Mlliyet Milliyet Blog Milliyet Blog
 

03 Mayıs '11

 
Kategori
Deneme
 

Basit yaşayacaksın dedii şair

Basit yaşayacaksın dedii şair
 

“Yazmak Mutsuzluğun Nedeni Değil, Sonucudur.” M.Montaigne. 

Çoğu şair ve yazar yazarak mutluluğa yelken açarken bende sizinle mutsuzluğun çıkış kapısına yazarak ulaşacağımı düşündüm bugün… 

Kimi zaman birlikte yaşadığımız toplumda duygularımıza fren yapamıyor, duygu fren balatalarımızı gevşetiyoruz. O anlarımızda negatif elektrik yüklenip yüreğimizi hasta ediyoruz. Peki, yüreği kırmadan-kırılmadan yaşam dallarına nasıl tutunabiliriz. Bindiğimiz dalları da kesmeden… 

 

Nazım Hikmet Ran'ın bir şiirine takıldı gözlerim. Demiş ki şairimiz; "Basit yaşayacaksın. BASİT". Peki, biz bunu nasıl başarabiliriz ki? Hele ki, gittikçe artan insan nüfusuyla birlikte şu keşmekeş ve kaoslu dünyamızda; Bir yandan savaşlar, bir yandan tufanlar, depremler ve Nükleer Santrallerin patlayıp da insan sağlığını tehdit edişini düşünürken, önümüzdeki on sene içinde artacak olan ölümler akla gelirken, acaba kolay mıdır, BASİT YAŞAMAK? 
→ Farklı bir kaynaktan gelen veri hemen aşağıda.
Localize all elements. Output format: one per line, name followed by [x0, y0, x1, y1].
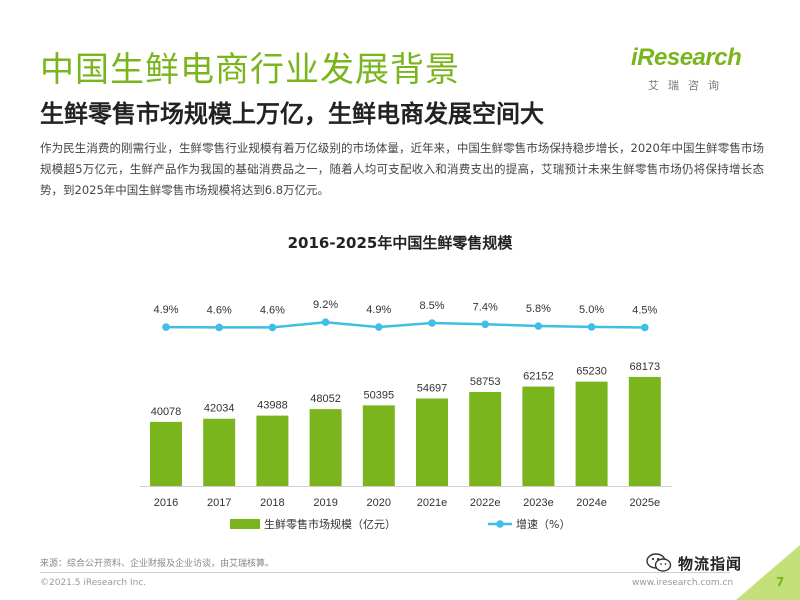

Belki vardır bir çözümü kim bilir. Ne dersiniz, birlikte okuyalım şairimizi? 

 

"...Mesela susayınca su içecek kadar basit...  
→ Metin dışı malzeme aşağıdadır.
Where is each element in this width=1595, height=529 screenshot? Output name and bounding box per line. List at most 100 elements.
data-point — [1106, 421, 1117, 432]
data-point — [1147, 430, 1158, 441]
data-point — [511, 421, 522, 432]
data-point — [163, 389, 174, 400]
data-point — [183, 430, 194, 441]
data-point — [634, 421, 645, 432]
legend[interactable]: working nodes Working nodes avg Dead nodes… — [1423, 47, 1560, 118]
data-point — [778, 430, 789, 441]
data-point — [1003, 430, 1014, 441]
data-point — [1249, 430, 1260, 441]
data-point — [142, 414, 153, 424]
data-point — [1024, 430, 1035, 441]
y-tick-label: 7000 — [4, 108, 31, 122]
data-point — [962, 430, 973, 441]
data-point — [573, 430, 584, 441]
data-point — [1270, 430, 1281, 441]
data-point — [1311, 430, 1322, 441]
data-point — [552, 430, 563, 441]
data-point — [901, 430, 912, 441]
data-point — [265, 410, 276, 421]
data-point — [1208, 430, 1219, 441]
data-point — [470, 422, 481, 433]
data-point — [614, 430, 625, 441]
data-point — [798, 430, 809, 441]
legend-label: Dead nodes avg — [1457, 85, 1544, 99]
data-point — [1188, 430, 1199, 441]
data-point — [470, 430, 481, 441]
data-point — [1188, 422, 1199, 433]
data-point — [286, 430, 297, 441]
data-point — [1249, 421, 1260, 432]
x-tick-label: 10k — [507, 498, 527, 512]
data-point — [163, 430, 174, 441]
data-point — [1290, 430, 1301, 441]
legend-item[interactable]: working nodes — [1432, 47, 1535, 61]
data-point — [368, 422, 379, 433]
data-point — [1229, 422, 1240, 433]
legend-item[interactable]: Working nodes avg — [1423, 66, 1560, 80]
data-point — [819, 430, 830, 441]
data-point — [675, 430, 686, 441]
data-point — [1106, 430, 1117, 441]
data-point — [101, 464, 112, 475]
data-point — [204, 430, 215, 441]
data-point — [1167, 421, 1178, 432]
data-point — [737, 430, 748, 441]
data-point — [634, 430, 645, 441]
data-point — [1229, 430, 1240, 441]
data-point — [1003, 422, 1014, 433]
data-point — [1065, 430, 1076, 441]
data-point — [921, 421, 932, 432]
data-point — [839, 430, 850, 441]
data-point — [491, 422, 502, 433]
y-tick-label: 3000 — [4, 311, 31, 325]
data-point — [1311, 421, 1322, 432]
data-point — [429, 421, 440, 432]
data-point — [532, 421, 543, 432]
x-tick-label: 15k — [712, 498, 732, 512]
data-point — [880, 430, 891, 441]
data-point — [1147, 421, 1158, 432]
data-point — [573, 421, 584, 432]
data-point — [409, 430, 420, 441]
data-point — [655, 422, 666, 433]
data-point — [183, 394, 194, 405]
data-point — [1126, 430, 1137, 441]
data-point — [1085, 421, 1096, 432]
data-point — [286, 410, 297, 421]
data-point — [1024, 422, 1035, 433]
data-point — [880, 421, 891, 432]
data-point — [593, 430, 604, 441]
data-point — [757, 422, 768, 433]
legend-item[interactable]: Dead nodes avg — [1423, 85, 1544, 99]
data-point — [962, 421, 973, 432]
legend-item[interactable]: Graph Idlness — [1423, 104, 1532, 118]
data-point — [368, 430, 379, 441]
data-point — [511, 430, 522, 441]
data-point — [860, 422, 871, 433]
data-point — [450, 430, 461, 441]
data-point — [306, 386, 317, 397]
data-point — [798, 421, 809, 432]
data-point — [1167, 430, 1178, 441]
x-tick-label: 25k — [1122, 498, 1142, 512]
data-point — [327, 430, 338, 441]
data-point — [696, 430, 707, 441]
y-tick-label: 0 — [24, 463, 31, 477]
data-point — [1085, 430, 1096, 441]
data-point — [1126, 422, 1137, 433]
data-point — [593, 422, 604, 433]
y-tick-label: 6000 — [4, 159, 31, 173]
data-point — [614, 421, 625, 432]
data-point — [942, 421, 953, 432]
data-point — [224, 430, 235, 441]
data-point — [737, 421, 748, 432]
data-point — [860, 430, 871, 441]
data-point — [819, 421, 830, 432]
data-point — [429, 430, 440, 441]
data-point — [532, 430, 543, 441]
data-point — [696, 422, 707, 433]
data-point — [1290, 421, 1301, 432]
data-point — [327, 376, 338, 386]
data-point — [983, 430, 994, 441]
Dört çıkacak, ikiyi ikiyle çarptığında.  

Tek düğmesi olacak elindeki cihazın;  

Tek bir düğme, tek bir cümle gibi... " 

*** 

Hangimiz şairin dediği gibi yaşıyoruz ki?. Olduğumuz gibi, sözümüzle özümüzle duruşumuzla, kendimizi yeterince dışarıya karşı acaba yansıtıyor muyuz? Dışımızdaki “ben”’ imize, içteki "beni" sunabiliyor muyuz? 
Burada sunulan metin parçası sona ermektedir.